Das einstige Wunderkind des Indiefolk ist erwachsen geworden. Neun Jahre nach The People’s Key hat Conor Oberst seine alten Mitstreiter und zwei illustre Gastmusiker um sich versammelt. Herausgekommen ist ein opulentes, vielschichtiges und fokussiertes Werk, dem die irrwitzigen Ideen früherer Alben freilich etwas abgehen. Erwachsen eben. Und viele alte Fans, die mit Bright Eyes gross geworden sind, dürften genau deshalb ihre helle Freude an dem Album haben.

Von Omaha, Nebraska aus ging Anfang der Nullerjahre ein kleines Erdbeben um die Indiewelt. Schuld daran waren Bright Eyes und das in deren Umfeld angesiedelte Saddle Creek Label. Auch wenn es um Saddle Creek längst ruhiger geworden ist, beweist das Label bis heute eine gute Spürnase für grossartige Kapellen.

Auch Conor Oberst und seine Jungs hatten Ihre heydays in den Nullerjahren. Höhepunkt bilden für viele die 2005 zeitgleich veröffentlichten I’m Wide Awake, it’s Morning und Digital Ash in a Digital Urn. Genug der Historie jetzt. Down in the Weeds, Where the World Once Was beginnt wie fast alle Bright Eyes Alben. Mit einem wirren Opener, der mit einem Ragtime-Piano in irgendeiner schummrigen Bar endet. Das folgende Dance and Sing ist etwas vom besten, was  die Band seit langem abgeliefert hat. Eine wuchtige, pure Bright Eyes Nummer. Manchmal bleibt nur Tanzen und Singen um weiterzumachen, um gegen die vor die Hunde gehende Welt und einen irren Präsidenten anzutreten.

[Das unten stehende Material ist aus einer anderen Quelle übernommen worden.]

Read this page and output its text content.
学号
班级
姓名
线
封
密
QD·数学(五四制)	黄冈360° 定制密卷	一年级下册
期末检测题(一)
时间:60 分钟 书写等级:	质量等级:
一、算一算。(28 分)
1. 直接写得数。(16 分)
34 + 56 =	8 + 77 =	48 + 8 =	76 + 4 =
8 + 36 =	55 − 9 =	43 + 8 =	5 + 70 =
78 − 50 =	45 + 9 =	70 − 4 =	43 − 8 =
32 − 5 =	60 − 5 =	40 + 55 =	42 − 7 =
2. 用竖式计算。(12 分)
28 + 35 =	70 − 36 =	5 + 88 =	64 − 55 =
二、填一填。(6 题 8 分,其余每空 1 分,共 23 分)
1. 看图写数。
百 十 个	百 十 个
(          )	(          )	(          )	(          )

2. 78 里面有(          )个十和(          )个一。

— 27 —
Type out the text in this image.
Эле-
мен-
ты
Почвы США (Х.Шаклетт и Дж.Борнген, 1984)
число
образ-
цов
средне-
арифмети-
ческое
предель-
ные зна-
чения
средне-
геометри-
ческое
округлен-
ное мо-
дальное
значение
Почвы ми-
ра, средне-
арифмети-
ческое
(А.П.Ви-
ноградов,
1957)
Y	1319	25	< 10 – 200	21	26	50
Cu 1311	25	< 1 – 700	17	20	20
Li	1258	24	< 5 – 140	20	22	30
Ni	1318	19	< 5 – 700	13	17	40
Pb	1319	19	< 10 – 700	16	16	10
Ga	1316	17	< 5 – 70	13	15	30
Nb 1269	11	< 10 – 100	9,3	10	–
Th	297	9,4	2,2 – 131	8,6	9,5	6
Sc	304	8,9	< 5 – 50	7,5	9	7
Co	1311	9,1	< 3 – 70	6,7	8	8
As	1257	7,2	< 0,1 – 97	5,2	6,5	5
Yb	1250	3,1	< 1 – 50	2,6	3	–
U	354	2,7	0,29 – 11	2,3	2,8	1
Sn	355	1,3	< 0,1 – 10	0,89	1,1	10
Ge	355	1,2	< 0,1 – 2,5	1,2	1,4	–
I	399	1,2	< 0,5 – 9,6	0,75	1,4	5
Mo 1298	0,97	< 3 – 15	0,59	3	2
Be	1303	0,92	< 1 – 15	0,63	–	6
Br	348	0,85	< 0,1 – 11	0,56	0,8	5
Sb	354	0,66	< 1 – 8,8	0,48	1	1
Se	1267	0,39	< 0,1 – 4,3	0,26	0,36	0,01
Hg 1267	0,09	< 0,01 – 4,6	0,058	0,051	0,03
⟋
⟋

Ein Song der, zack, mitten rein geht. Zumindest bei allen, die ein Herz haben. Älterwerden, Scheidung, Tod, Politik. Das sind die zentralen Themen des Albums. Wenig verwunderlich, Conor Oberst verlor vor einigen Jahren seinen Bruder – The Cowboy Drinks Himself To Dead, Fresh Out Of Rehab singt Oberst in Mariana Trench. Der Meister machte eine Scheidung durch und scheint auch von einer Vierzigerkrise nicht verschont zu bleiben. Life’s a solitary song, No one to clap or sing along, It sounds so sweet and then it’s gone, So suddenly heisst es im nach einem Chilbikarusell benannten Tilt-A-Whirl. Ja, das Leben ist bisweilen hart. Aber Alben wie dieses machen es leichter. Zumal, wenn man nicht mehr wirklich damit gerechnet hat, dass einer einstigen Lieblingsband nochmals ein derart grosser Wurf gelingt.

Ach ja, die Gastmusiker: Chilischote Flea am Tieftöner und John Theodore von den Queens Of The Stone Age hinter den Trommeln. Auch das eher überraschend.